Sunday, March 7, 2010

it's only temporary

Knowing that, in seven months time, everything familiar will disappear from an airplane window has given me a unique and wonderful perspective on what is important. What little I can take with me becomes infinitely more valuable than everything that I must leave behind. Not that I am living in an bare apartment with milk crates for furniture, but my furnishings do reflect the temporary nature of my living situation. I have not decorated in the same way as I would if I were planning to grow roots.

This anomaly has made my decisions clearer and simpler. There is no opportunity for situations to needlessly drag on, no chance for anxiousness to turn into sin. It is startlingly easy to compromise convictions when one is comfortable where he is. We are often obsessed with maintaining the status quo and avoiding change. But because I have big changes quickly approaching, the status quo does not concern me. I can discern right from wrong and act accordingly, because I don't have the luxury of time to cloud my judgement. I can make the decisions of a better man. Pain is not dampened, but the temptation to defer it for as long as possible is.
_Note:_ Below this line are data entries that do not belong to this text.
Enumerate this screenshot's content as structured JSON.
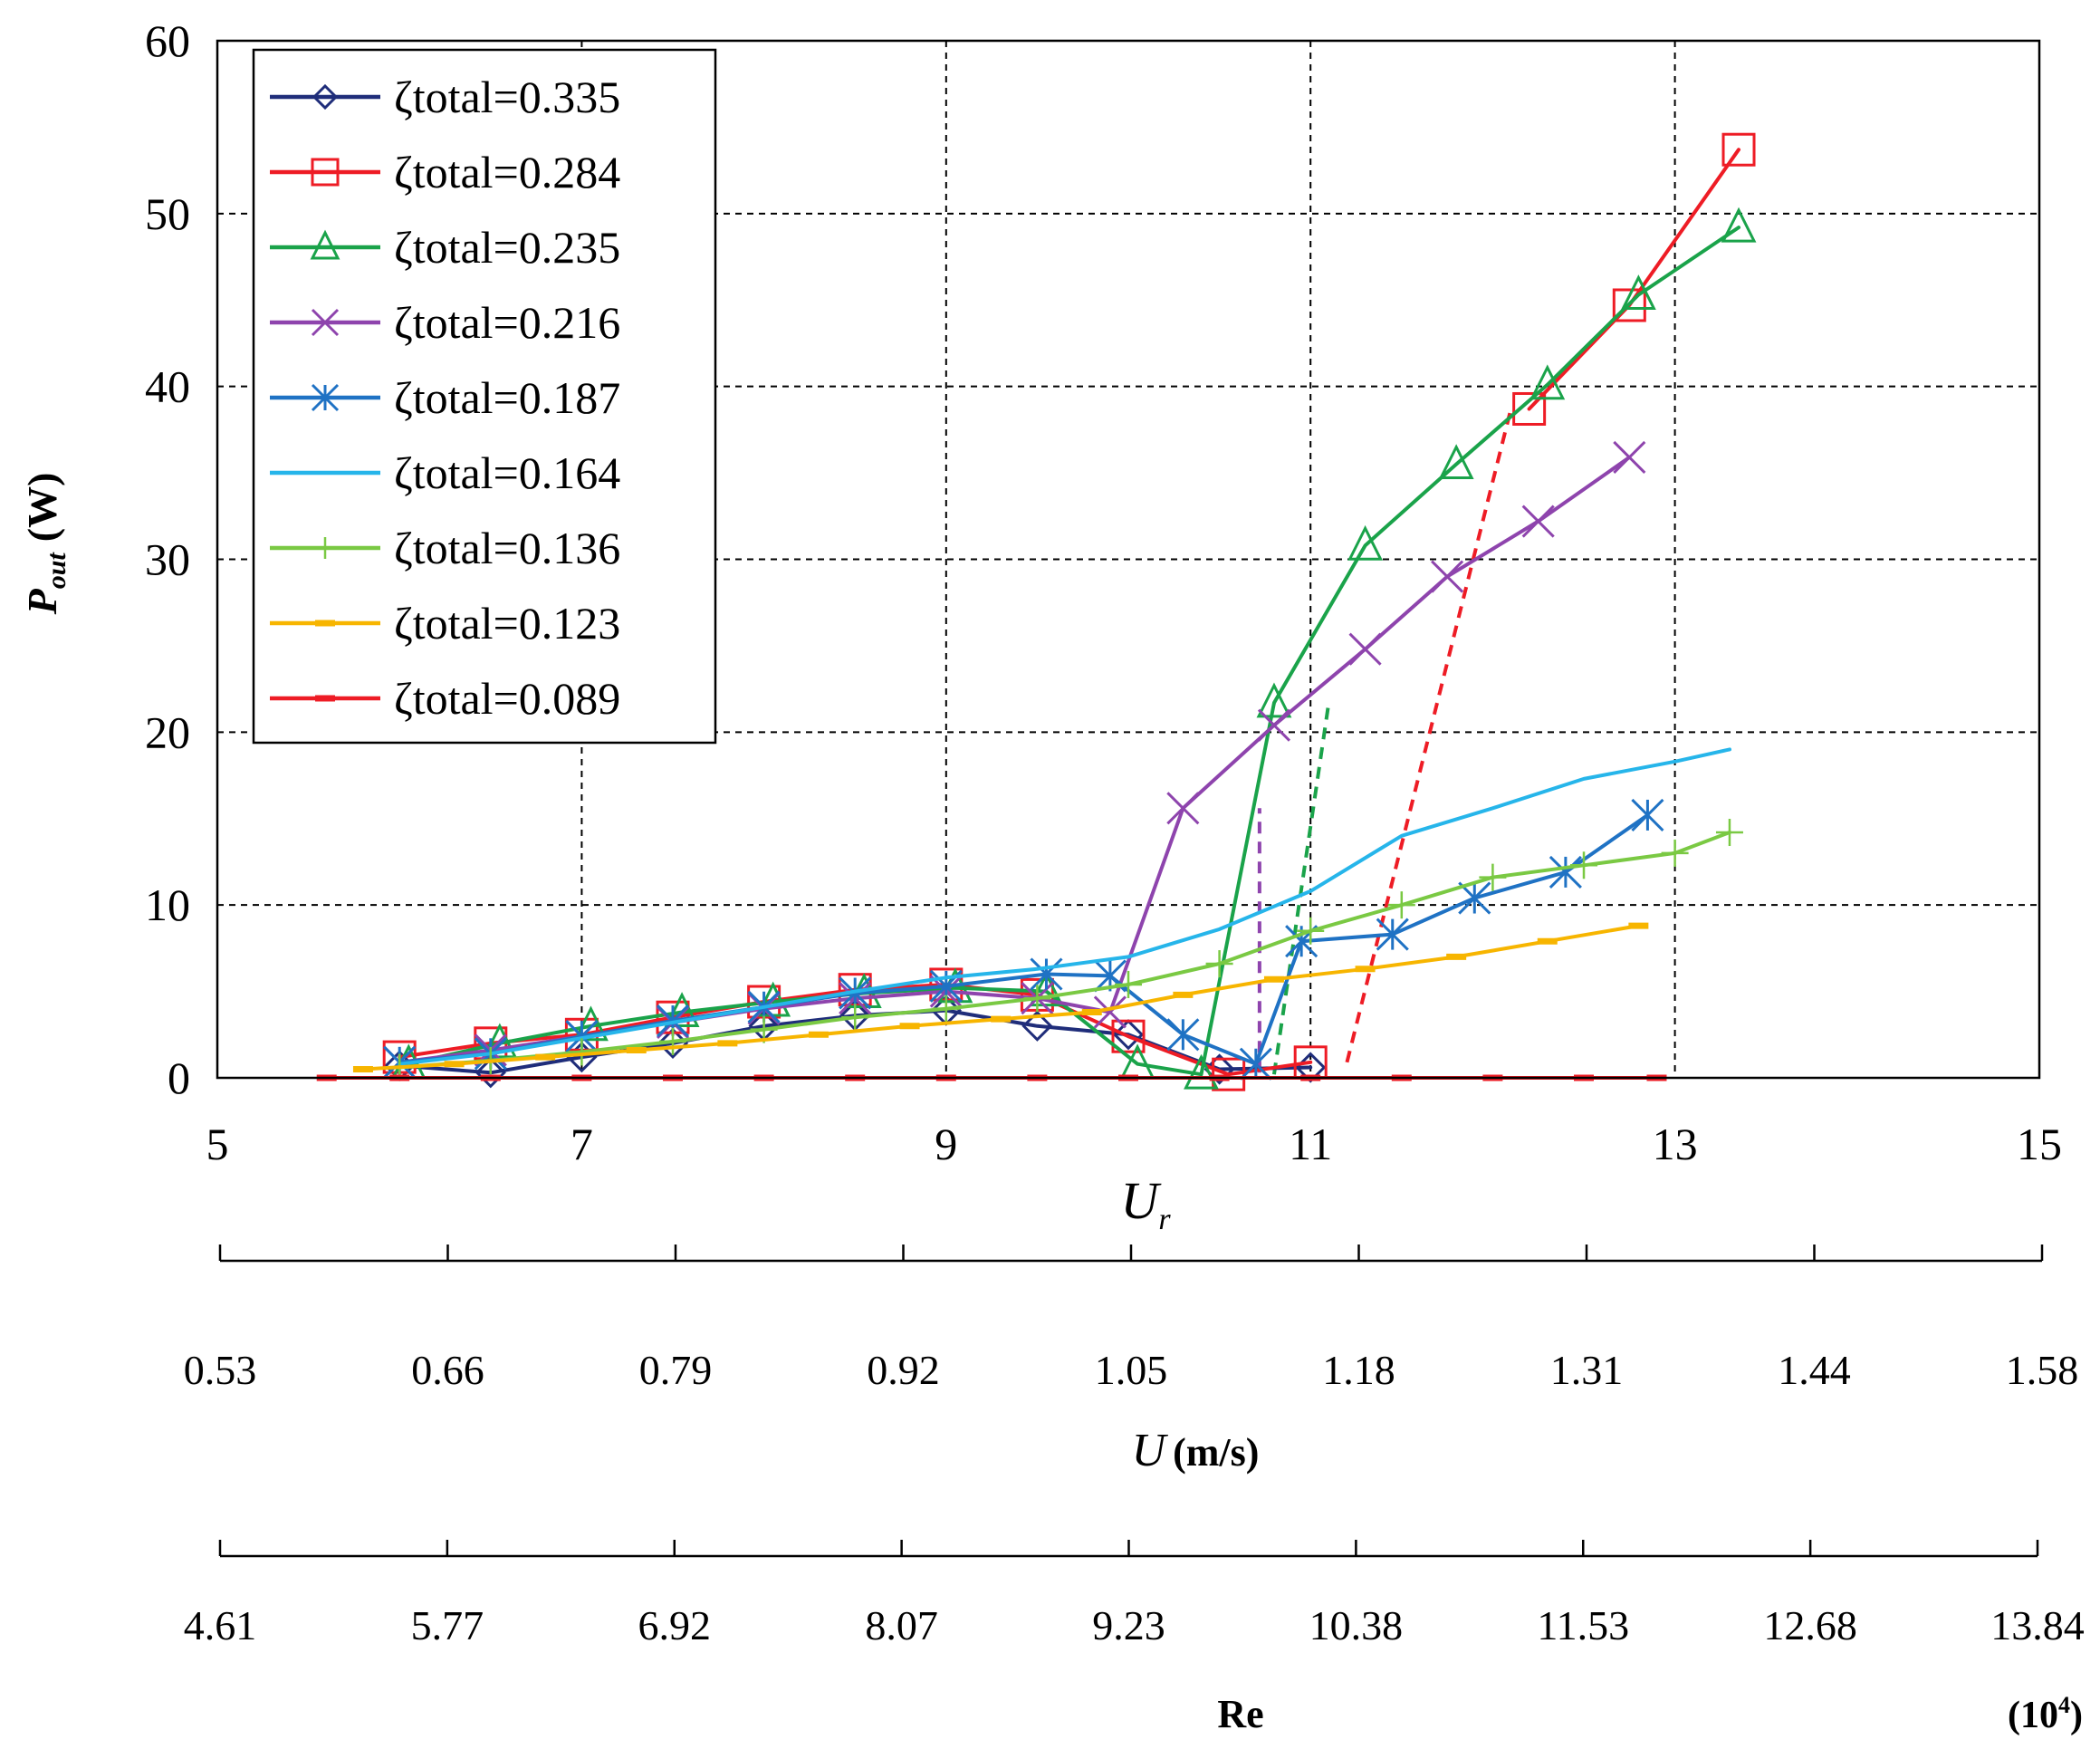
{
  "chart_data": {
    "type": "line",
    "title": "",
    "xlabel": "U",
    "xlabel_sub": "r",
    "ylabel": "P",
    "ylabel_sub": "out",
    "ylabel_unit": "(W)",
    "xlim": [
      5,
      15
    ],
    "ylim": [
      0,
      60
    ],
    "xticks": [
      5,
      7,
      9,
      11,
      13,
      15
    ],
    "xtick_labels": [
      "5",
      "7",
      "9",
      "11",
      "13",
      "15"
    ],
    "yticks": [
      0,
      10,
      20,
      30,
      40,
      50,
      60
    ],
    "ytick_labels": [
      "0",
      "10",
      "20",
      "30",
      "40",
      "50",
      "60"
    ],
    "grid": true,
    "legend_position": "top-left",
    "secondary_axes": [
      {
        "name": "velocity",
        "label": "U",
        "unit": "(m/s)",
        "ticks": [
          "0.53",
          "0.66",
          "0.79",
          "0.92",
          "1.05",
          "1.18",
          "1.31",
          "1.44",
          "1.58"
        ]
      },
      {
        "name": "reynolds",
        "label": "Re",
        "scale": "(10",
        "scale_exp": "4",
        "scale_close": ")",
        "ticks": [
          "4.61",
          "5.77",
          "6.92",
          "8.07",
          "9.23",
          "10.38",
          "11.53",
          "12.68",
          "13.84"
        ]
      }
    ],
    "series": [
      {
        "name": "ζtotal=0.335",
        "color": "#1f2d7a",
        "marker": "diamond",
        "x": [
          6.0,
          6.5,
          7.0,
          7.5,
          8.0,
          8.5,
          9.0,
          9.5,
          10.0,
          10.5,
          11.0
        ],
        "y": [
          0.7,
          0.3,
          1.2,
          2.0,
          3.0,
          3.6,
          3.9,
          3.0,
          2.5,
          0.5,
          0.6
        ]
      },
      {
        "name": "ζtotal=0.284",
        "color": "#ee1c25",
        "marker": "square",
        "x": [
          6.0,
          6.5,
          7.0,
          7.5,
          8.0,
          8.5,
          9.0,
          9.5,
          10.0,
          10.55,
          11.0,
          11.5,
          12.2,
          12.75,
          13.35
        ],
        "y": [
          1.2,
          2.0,
          2.5,
          3.5,
          4.4,
          5.1,
          5.4,
          4.8,
          2.4,
          0.2,
          0.9,
          null,
          38.7,
          44.7,
          53.7
        ]
      },
      {
        "name": "ζtotal=0.235",
        "color": "#1aa34a",
        "marker": "triangle",
        "x": [
          6.05,
          6.55,
          7.05,
          7.55,
          8.05,
          8.55,
          9.05,
          9.55,
          10.05,
          10.4,
          10.8,
          11.3,
          11.8,
          12.3,
          12.8,
          13.35
        ],
        "y": [
          0.8,
          2.0,
          3.0,
          3.8,
          4.4,
          4.9,
          5.2,
          5.0,
          0.8,
          0.2,
          21.7,
          30.8,
          35.5,
          40.1,
          45.3,
          49.2
        ]
      },
      {
        "name": "ζtotal=0.216",
        "color": "#8e44ad",
        "marker": "x",
        "x": [
          6.0,
          6.5,
          7.0,
          7.5,
          8.0,
          8.5,
          9.0,
          9.5,
          9.9,
          10.3,
          10.8,
          11.3,
          11.75,
          12.25,
          12.75
        ],
        "y": [
          0.9,
          1.6,
          2.4,
          3.2,
          4.0,
          4.6,
          5.0,
          4.6,
          3.8,
          15.6,
          20.4,
          24.8,
          29.0,
          32.2,
          35.9
        ]
      },
      {
        "name": "ζtotal=0.187",
        "color": "#1f72c4",
        "marker": "asterisk",
        "x": [
          6.0,
          6.5,
          7.0,
          7.5,
          8.0,
          8.5,
          9.0,
          9.55,
          9.9,
          10.3,
          10.7,
          10.95,
          11.45,
          11.9,
          12.4,
          12.85
        ],
        "y": [
          0.9,
          1.4,
          2.4,
          3.3,
          4.1,
          4.9,
          5.3,
          6.0,
          5.9,
          2.5,
          0.8,
          7.9,
          8.3,
          10.4,
          11.9,
          15.2
        ]
      },
      {
        "name": "ζtotal=0.164",
        "color": "#26b5ea",
        "marker": "none",
        "x": [
          6.0,
          6.5,
          7.0,
          7.5,
          8.0,
          8.5,
          9.0,
          9.5,
          10.0,
          10.5,
          11.0,
          11.5,
          12.0,
          12.5,
          13.0,
          13.3
        ],
        "y": [
          0.8,
          1.4,
          2.3,
          3.2,
          4.1,
          5.0,
          5.8,
          6.3,
          7.0,
          8.6,
          10.8,
          14.0,
          15.6,
          17.3,
          18.3,
          19.0
        ]
      },
      {
        "name": "ζtotal=0.136",
        "color": "#7ac943",
        "marker": "plus",
        "x": [
          6.0,
          6.5,
          7.0,
          7.5,
          8.0,
          8.5,
          9.0,
          9.5,
          10.0,
          10.5,
          11.0,
          11.5,
          12.0,
          12.5,
          13.0,
          13.3
        ],
        "y": [
          0.6,
          1.0,
          1.5,
          2.1,
          2.8,
          3.5,
          4.0,
          4.6,
          5.4,
          6.6,
          8.5,
          10.0,
          11.6,
          12.3,
          13.0,
          14.2
        ]
      },
      {
        "name": "ζtotal=0.123",
        "color": "#f7b500",
        "marker": "dash",
        "x": [
          5.8,
          6.3,
          6.8,
          7.3,
          7.8,
          8.3,
          8.8,
          9.3,
          9.8,
          10.3,
          10.8,
          11.3,
          11.8,
          12.3,
          12.8
        ],
        "y": [
          0.5,
          0.8,
          1.2,
          1.6,
          2.0,
          2.5,
          3.0,
          3.4,
          3.8,
          4.8,
          5.7,
          6.3,
          7.0,
          7.9,
          8.8
        ]
      },
      {
        "name": "ζtotal=0.089",
        "color": "#ee1c25",
        "marker": "dash",
        "x": [
          5.6,
          6.0,
          6.5,
          7.0,
          7.5,
          8.0,
          8.5,
          9.0,
          9.5,
          10.0,
          10.5,
          11.0,
          11.5,
          12.0,
          12.5,
          12.9
        ],
        "y": [
          0,
          0,
          0,
          0,
          0,
          0,
          0,
          0,
          0,
          0,
          0,
          0,
          0,
          0,
          0,
          0
        ]
      }
    ],
    "jump_lines": [
      {
        "series": "ζtotal=0.216",
        "color": "#8e44ad",
        "from": [
          10.72,
          0.3
        ],
        "to": [
          10.72,
          15.6
        ]
      },
      {
        "series": "ζtotal=0.235",
        "color": "#1aa34a",
        "from": [
          10.8,
          0.2
        ],
        "to": [
          11.1,
          21.7
        ]
      },
      {
        "series": "ζtotal=0.284",
        "color": "#ee1c25",
        "from": [
          11.2,
          0.9
        ],
        "to": [
          12.1,
          38.7
        ]
      }
    ]
  }
}
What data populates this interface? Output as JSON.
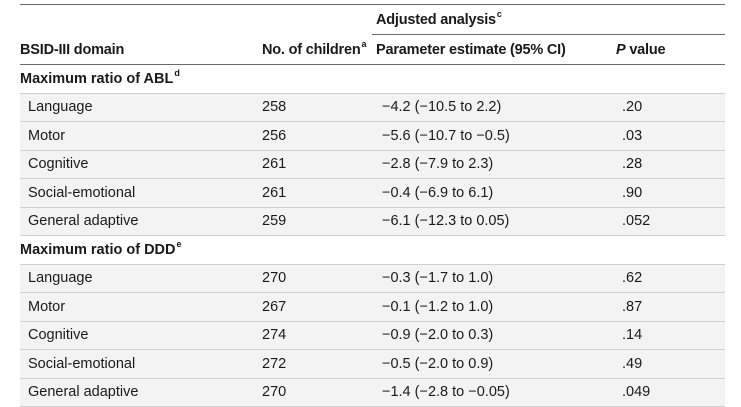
{
  "header": {
    "adjusted_analysis": "Adjusted analysis",
    "adjusted_sup": "c",
    "domain_col": "BSID-III domain",
    "children_col": "No. of children",
    "children_sup": "a",
    "estimate_col": "Parameter estimate (95% CI)",
    "p_col_italic": "P",
    "p_col_rest": " value"
  },
  "sections": [
    {
      "title": "Maximum ratio of ABL",
      "title_sup": "d",
      "rows": [
        {
          "domain": "Language",
          "children": "258",
          "estimate": "−4.2 (−10.5 to 2.2)",
          "p": ".20"
        },
        {
          "domain": "Motor",
          "children": "256",
          "estimate": "−5.6 (−10.7 to −0.5)",
          "p": ".03"
        },
        {
          "domain": "Cognitive",
          "children": "261",
          "estimate": "−2.8 (−7.9 to 2.3)",
          "p": ".28"
        },
        {
          "domain": "Social-emotional",
          "children": "261",
          "estimate": "−0.4 (−6.9 to 6.1)",
          "p": ".90"
        },
        {
          "domain": "General adaptive",
          "children": "259",
          "estimate": "−6.1 (−12.3 to 0.05)",
          "p": ".052"
        }
      ]
    },
    {
      "title": "Maximum ratio of DDD",
      "title_sup": "e",
      "rows": [
        {
          "domain": "Language",
          "children": "270",
          "estimate": "−0.3 (−1.7 to 1.0)",
          "p": ".62"
        },
        {
          "domain": "Motor",
          "children": "267",
          "estimate": "−0.1 (−1.2 to 1.0)",
          "p": ".87"
        },
        {
          "domain": "Cognitive",
          "children": "274",
          "estimate": "−0.9 (−2.0 to 0.3)",
          "p": ".14"
        },
        {
          "domain": "Social-emotional",
          "children": "272",
          "estimate": "−0.5 (−2.0 to 0.9)",
          "p": ".49"
        },
        {
          "domain": "General adaptive",
          "children": "270",
          "estimate": "−1.4 (−2.8 to −0.05)",
          "p": ".049"
        }
      ]
    }
  ]
}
My future is invested elsewhere. The more I think about this situation, the more I believe this is how we should see life in general. Life here is impermanent. The more we are invested in heaven, the less concerned we will be about what doesn't really matter. Our roots should be just deep enough that we don't fall over under our own weight, lest when it comes time to be transplanted, we are unable to budge. Look around at how you have chosen to furnish your life.
But store up for yourselves treasures in heaven, where moth and rust do not destroy, and where theives do not break in and steal. For where your treasure is, there your heart will be also.